Paylaş
Zaten kandırılmak da ruhumuzda var. Sözde bu sezon kalite artmış, futbol adına çokça konuşacaktık. Oysa kalite olarak sınıfı geçecek bir maçı bırakın hakem konuşmaktan öteye gidemez olduk. Kavga gürültü de her zamanki gibi bu futbola dahil olacaktı.
Sonuçta iki teknik adam da deli gibi çalışmış mı, tartışılır ama ilk maçında Rıza Çalımbay ev sahibi olmanın avantajıyla bir tık daha başarılıydı. Bunun sonucunda da Trabzonspor, Fenerbahçe’nin taktiğini bizzat “başarılı” uygulamış durumda. Gergin maçlar her zamanki gibi Galatasaray’ın aleyhine işlemişti. Gerilim biraz mücadelenin önüne geçince, velhasıl hakem kararları, düşük kalite futbolda başka bir şey konuşamaz olduk.
Peki ya 90 dakikaya bakacak olursak, hızlı tempo ve paslaşmalar yerini kısa zaman sonra daha sert mücadelelere bıraktı. Ancak bu durum lider Galatasaray’ın pek de işine gelmeyecekti. Haftalardır galibiyete, kaybedilen onca maça, puanlara ve belki de futbolculara rağmen üç puana hasret Trabzonspor adeta maçı istemişti. Aldı da.
Trabzonspor’un oynadığı futbol hem taraftarı hem de bu zamana kadar kaybedilen puanlar için girizgâhtı. Ve Yusuf Yazıcı’nın tam bir on numara oynaması sonraki maçlara ışıktı.
Son haftalarda Galatasaray’ın gerginliği, ilk 11 kurmadaki belirsizlik ve kartlar Tudor’u çıkmaza sürüklemişti.

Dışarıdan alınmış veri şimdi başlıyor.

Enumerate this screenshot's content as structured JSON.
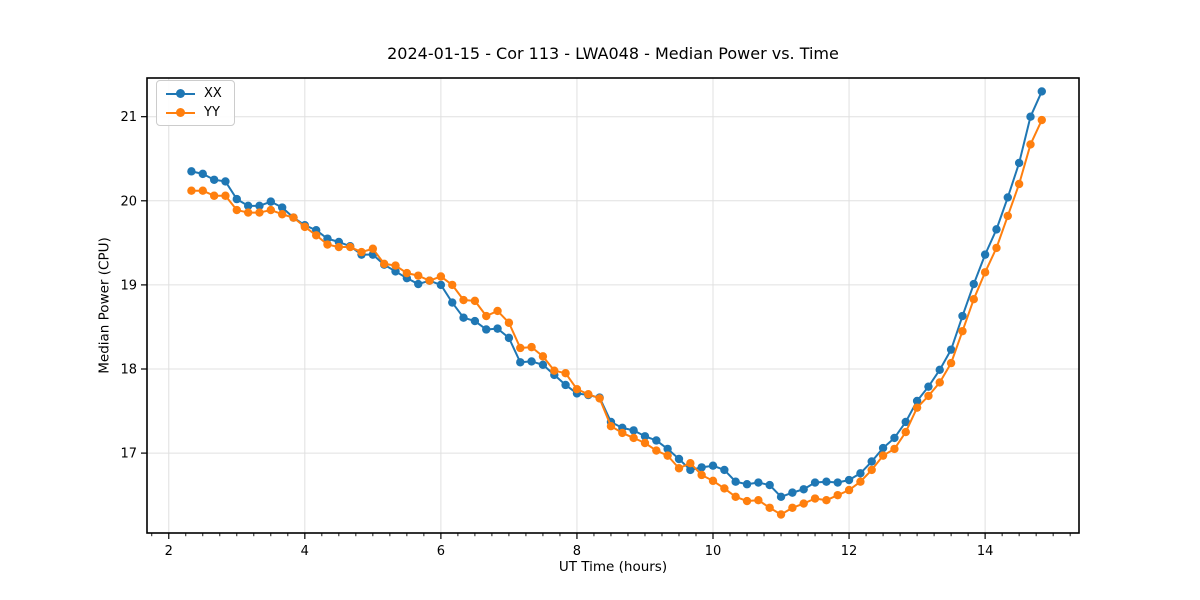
{
  "figure": {
    "background": "#ffffff",
    "text_color": "#000000",
    "grid_color": "#e0e0e0",
    "spine_color": "#000000"
  },
  "chart_data": {
    "type": "line",
    "title": "2024-01-15 - Cor 113 - LWA048 - Median Power vs. Time",
    "xlabel": "UT Time (hours)",
    "ylabel": "Median Power (CPU)",
    "xlim": [
      1.68,
      15.38
    ],
    "ylim": [
      16.05,
      21.46
    ],
    "xticks": [
      2,
      4,
      6,
      8,
      10,
      12,
      14
    ],
    "yticks": [
      17,
      18,
      19,
      20,
      21
    ],
    "minor_xtick_step": 0.25,
    "grid": true,
    "legend_position": "upper left",
    "marker": "circle",
    "x": [
      2.333,
      2.5,
      2.667,
      2.833,
      3.0,
      3.167,
      3.333,
      3.5,
      3.667,
      3.833,
      4.0,
      4.167,
      4.333,
      4.5,
      4.667,
      4.833,
      5.0,
      5.167,
      5.333,
      5.5,
      5.667,
      5.833,
      6.0,
      6.167,
      6.333,
      6.5,
      6.667,
      6.833,
      7.0,
      7.167,
      7.333,
      7.5,
      7.667,
      7.833,
      8.0,
      8.167,
      8.333,
      8.5,
      8.667,
      8.833,
      9.0,
      9.167,
      9.333,
      9.5,
      9.667,
      9.833,
      10.0,
      10.167,
      10.333,
      10.5,
      10.667,
      10.833,
      11.0,
      11.167,
      11.333,
      11.5,
      11.667,
      11.833,
      12.0,
      12.167,
      12.333,
      12.5,
      12.667,
      12.833,
      13.0,
      13.167,
      13.333,
      13.5,
      13.667,
      13.833,
      14.0,
      14.167,
      14.333,
      14.5,
      14.667,
      14.833
    ],
    "series": [
      {
        "name": "XX",
        "color": "#1f77b4",
        "values": [
          20.35,
          20.32,
          20.25,
          20.23,
          20.02,
          19.94,
          19.94,
          19.99,
          19.92,
          19.8,
          19.71,
          19.65,
          19.55,
          19.51,
          19.46,
          19.36,
          19.36,
          19.24,
          19.16,
          19.08,
          19.01,
          19.05,
          19.0,
          18.79,
          18.61,
          18.57,
          18.47,
          18.48,
          18.37,
          18.08,
          18.09,
          18.05,
          17.93,
          17.81,
          17.71,
          17.69,
          17.66,
          17.37,
          17.3,
          17.27,
          17.2,
          17.15,
          17.05,
          16.93,
          16.8,
          16.83,
          16.85,
          16.8,
          16.66,
          16.63,
          16.65,
          16.62,
          16.48,
          16.53,
          16.57,
          16.65,
          16.66,
          16.65,
          16.68,
          16.76,
          16.9,
          17.06,
          17.18,
          17.37,
          17.62,
          17.79,
          17.99,
          18.23,
          18.63,
          19.01,
          19.36,
          19.66,
          20.04,
          20.45,
          21.0,
          21.3
        ]
      },
      {
        "name": "YY",
        "color": "#ff7f0e",
        "values": [
          20.12,
          20.12,
          20.06,
          20.06,
          19.89,
          19.86,
          19.86,
          19.89,
          19.84,
          19.8,
          19.69,
          19.59,
          19.48,
          19.45,
          19.45,
          19.39,
          19.43,
          19.25,
          19.23,
          19.14,
          19.11,
          19.05,
          19.1,
          19.0,
          18.82,
          18.81,
          18.63,
          18.69,
          18.55,
          18.25,
          18.26,
          18.15,
          17.98,
          17.95,
          17.76,
          17.7,
          17.65,
          17.32,
          17.24,
          17.18,
          17.12,
          17.03,
          16.97,
          16.82,
          16.88,
          16.74,
          16.67,
          16.58,
          16.48,
          16.43,
          16.44,
          16.35,
          16.27,
          16.35,
          16.4,
          16.46,
          16.44,
          16.5,
          16.56,
          16.66,
          16.8,
          16.97,
          17.05,
          17.25,
          17.54,
          17.68,
          17.84,
          18.07,
          18.45,
          18.83,
          19.15,
          19.44,
          19.82,
          20.2,
          20.67,
          20.96
        ]
      }
    ]
  }
}
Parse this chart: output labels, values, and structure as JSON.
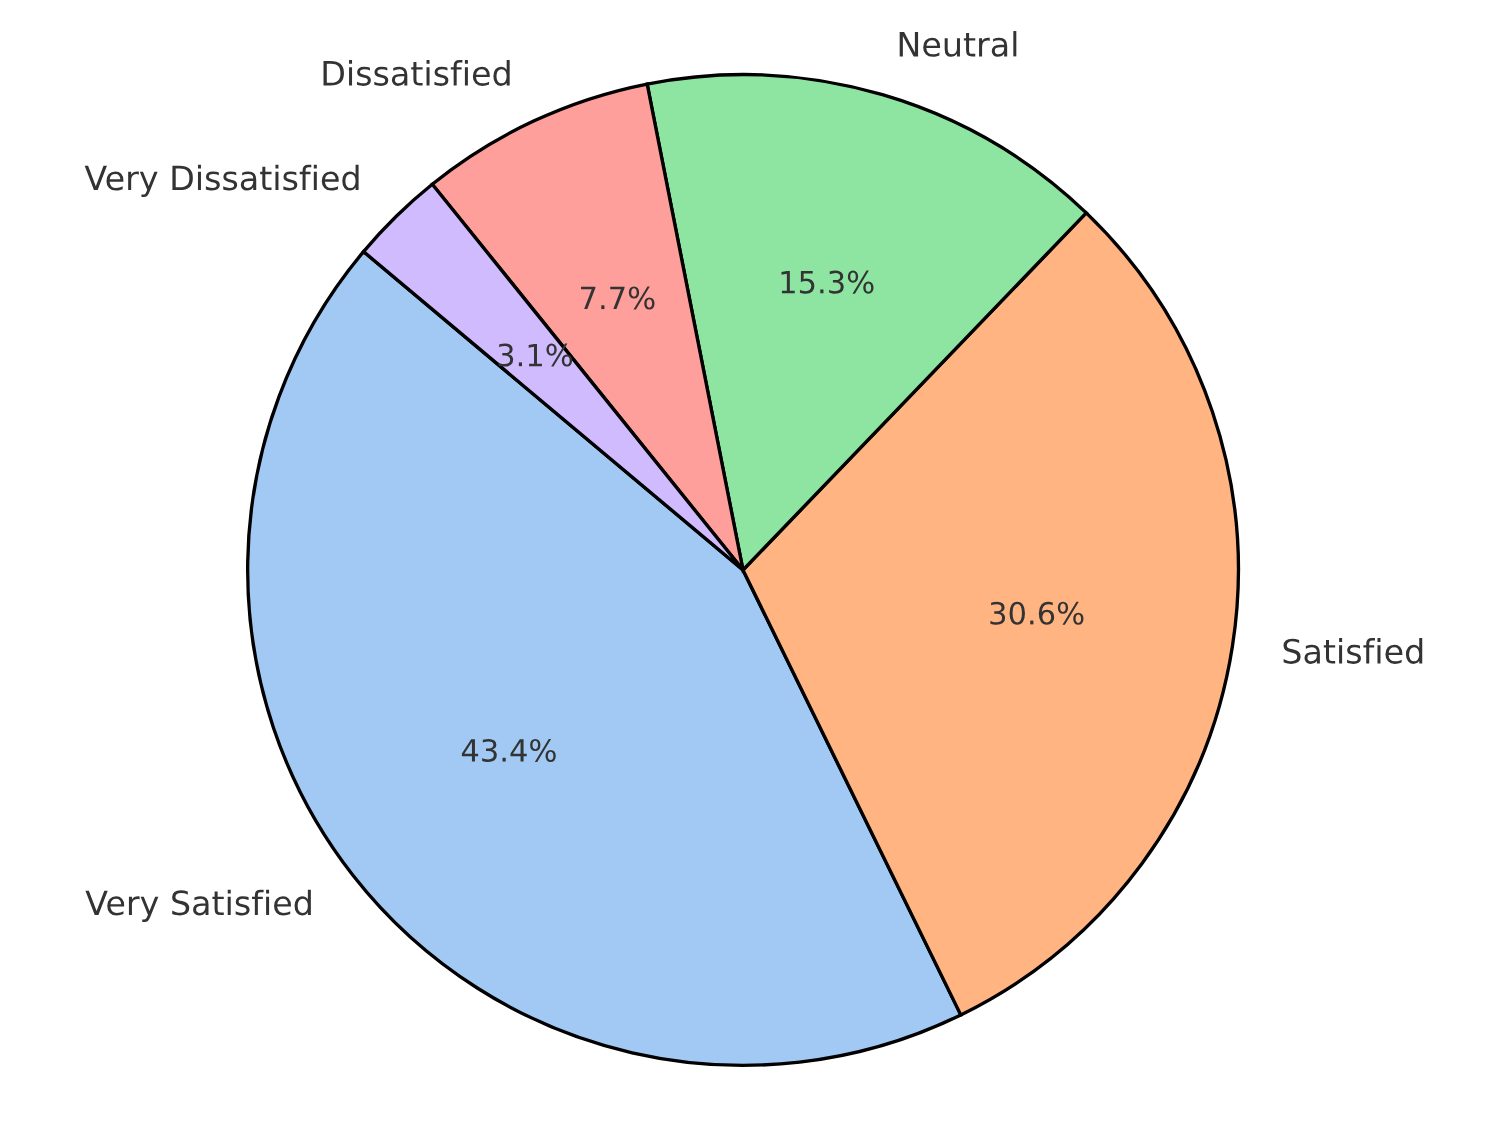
{
  "chart_data": {
    "type": "pie",
    "categories": [
      "Very Satisfied",
      "Satisfied",
      "Neutral",
      "Dissatisfied",
      "Very Dissatisfied"
    ],
    "values": [
      43.4,
      30.6,
      15.3,
      7.7,
      3.1
    ],
    "colors": [
      "#a1c9f4",
      "#ffb482",
      "#8de5a1",
      "#ff9f9b",
      "#d0bbff"
    ],
    "value_labels": [
      "43.4%",
      "30.6%",
      "15.3%",
      "7.7%",
      "3.1%"
    ]
  }
}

Belhanda’nın yokluğunda Selçuk İnan’ı sahaya sürse de yokluğunu dolduramadı. Zira daha önemlisi Cim Bom’un ilk yarıda tek bir şutunun bile olmamasıydı.
İlk yarının futbolunu ikinci yarı toparlar yanılgısı hepten tepetaklak etmişti. Gomis oyundan alınınca kendisinin de yüz ifadesinden anladığımız “Neden?” sorusunu Galatasaraylı taraftarlar da sorunca Tudor’un hedef olması artık daha mümkün. Peşi sıra gelen kötü oyun ve neden çift forvet oynatmıyor soruları gelirken, Eren Derdiyok’ta maça ilaç olamadı.
Bu gidişatı değiştirmeyi uman hamlelerin bir bölümü Trabzonspor’dan bir bölümü de kartlardan geldi. Kırmızı kart, oyuncu değişiklikleri, yeni hamleler...
Ne yazık ki Galatasaray açısından hiçbiri oyunun kalitesine etki etmedi. Sonucu değiştirmek adına son bir hamle yapan Gary Rogrigues skoru değiştirmeye yetmedi. Aslan Karadeniz’de batarken, bordo mavili ekip ikinci yarıda dirençli ve gerilimi yenen futboluyla haklı üç puanını yazdırmıştı bile.
Büyük maç psikolojisini sarı kırmızı ekip kaldırabilecek mi? Yine Trabzon, yine mağlubiyet… işin aslı bordo mavilere karşı yine kötü futbol. Sonuç mu? 3 gol, 3 kırmızı kart, 3 puan ve kaybedilmeye yüz tutan unvan!